Officials in 2024 have frequently said the global threat environment has reached an all-time high. It’s been signaled in public testimony from officials who have called out Chinese hackers embedding into U.S. critical infrastructure, as well as an increased buildup of military assets in must-pass congressional funding bills. A record number of people voting in elections around the world has only catalyzed these threats, as endless concerns about AI-driven disinformation have come to life.
He hopes to begin addressing the issue through a new Vanderbilt University national security research institute launching next month. “We’re talking 25 for 2025,” he said, as part of an effort to put 25 Vanderbilt interns into governmental national-security roles to help kickstart the effort.
He wants the institute to also research emerging security risks at the speed and scale he’e become used to in his time in service. “The question is, how do you think differently about national security?” he said, arguing that schools are now central for addressing national-security challenges. “[Vanderbilt] has the ability to move at a much quicker [research] pace,” he said.
Nakasone, in essence, wants to add a new intersection point between public and private partnerships, enhancing the relationship with academic research.
“Our intelligence is really good.

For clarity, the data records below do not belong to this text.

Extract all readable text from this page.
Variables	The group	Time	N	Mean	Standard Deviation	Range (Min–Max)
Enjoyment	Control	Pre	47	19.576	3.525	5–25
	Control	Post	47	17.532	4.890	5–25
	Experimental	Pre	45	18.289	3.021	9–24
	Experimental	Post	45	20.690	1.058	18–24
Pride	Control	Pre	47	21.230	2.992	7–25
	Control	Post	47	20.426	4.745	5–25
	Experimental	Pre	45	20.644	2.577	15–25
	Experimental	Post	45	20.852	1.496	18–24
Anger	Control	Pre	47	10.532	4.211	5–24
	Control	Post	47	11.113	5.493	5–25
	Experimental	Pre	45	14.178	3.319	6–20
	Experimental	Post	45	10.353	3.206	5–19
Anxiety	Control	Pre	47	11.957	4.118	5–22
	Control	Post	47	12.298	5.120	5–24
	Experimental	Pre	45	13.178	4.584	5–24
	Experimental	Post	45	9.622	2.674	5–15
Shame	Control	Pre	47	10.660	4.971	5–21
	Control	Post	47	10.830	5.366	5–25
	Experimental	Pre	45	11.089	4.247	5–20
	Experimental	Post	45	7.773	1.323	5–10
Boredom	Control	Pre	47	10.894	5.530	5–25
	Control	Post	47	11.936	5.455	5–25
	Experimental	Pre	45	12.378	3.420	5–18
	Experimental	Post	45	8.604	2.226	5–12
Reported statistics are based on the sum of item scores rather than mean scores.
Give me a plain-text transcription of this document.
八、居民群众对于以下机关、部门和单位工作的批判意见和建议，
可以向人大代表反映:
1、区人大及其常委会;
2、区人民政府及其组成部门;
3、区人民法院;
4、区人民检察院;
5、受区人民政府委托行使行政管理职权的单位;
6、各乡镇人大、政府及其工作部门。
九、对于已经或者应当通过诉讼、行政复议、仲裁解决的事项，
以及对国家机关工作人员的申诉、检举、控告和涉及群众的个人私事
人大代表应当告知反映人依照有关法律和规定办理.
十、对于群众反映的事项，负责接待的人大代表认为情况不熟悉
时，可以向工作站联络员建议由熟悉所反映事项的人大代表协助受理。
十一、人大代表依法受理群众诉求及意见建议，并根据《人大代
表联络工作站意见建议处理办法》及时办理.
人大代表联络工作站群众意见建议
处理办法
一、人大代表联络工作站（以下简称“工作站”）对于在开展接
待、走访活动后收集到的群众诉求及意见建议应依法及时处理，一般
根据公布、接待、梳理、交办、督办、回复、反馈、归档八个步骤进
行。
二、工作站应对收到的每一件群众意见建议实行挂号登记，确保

But I would tell you: the bottom line is we’re not keeping up,” he said. “We need a new strategy.”
In a way, this enhanced relationship is a callback to the September 11 attacks that kickstarted many of the societal discussions over warfare, armaments, surveillance laws and intelligence gathering, he said. “If you see something, say something,” was a regular phrase that came in the wake of the terrorist attacks, where officials argued that, with the benefit of hindsight, intelligence agencies and private firms were too stovepiped to pick up patterns that would have enabled proper information-sharing to stop the plane hijackings.
Part of the recruitment process for engagement with the institute began at DEF CON. Nakasone made it a point to discuss the Vanderbilt initiative at the end of his presentation, which brought in hundreds of viewers. “The appeal to DEF CON here is, these are the people that work in cyberspace every single day,” Nakasone said to reporters. “So guess what? They’re probably the first people that are going to see something.”
Some 15 times more people over the age of 50 work in national security than under the age of 30, he said, arguing it’s time for a new generation of national-security workers to help the U.S. shore up its defenses.
“We want policymakers who can code, and coders who understand policy,” he said. “I think we have to reflect the generational change and the tenor of our times.”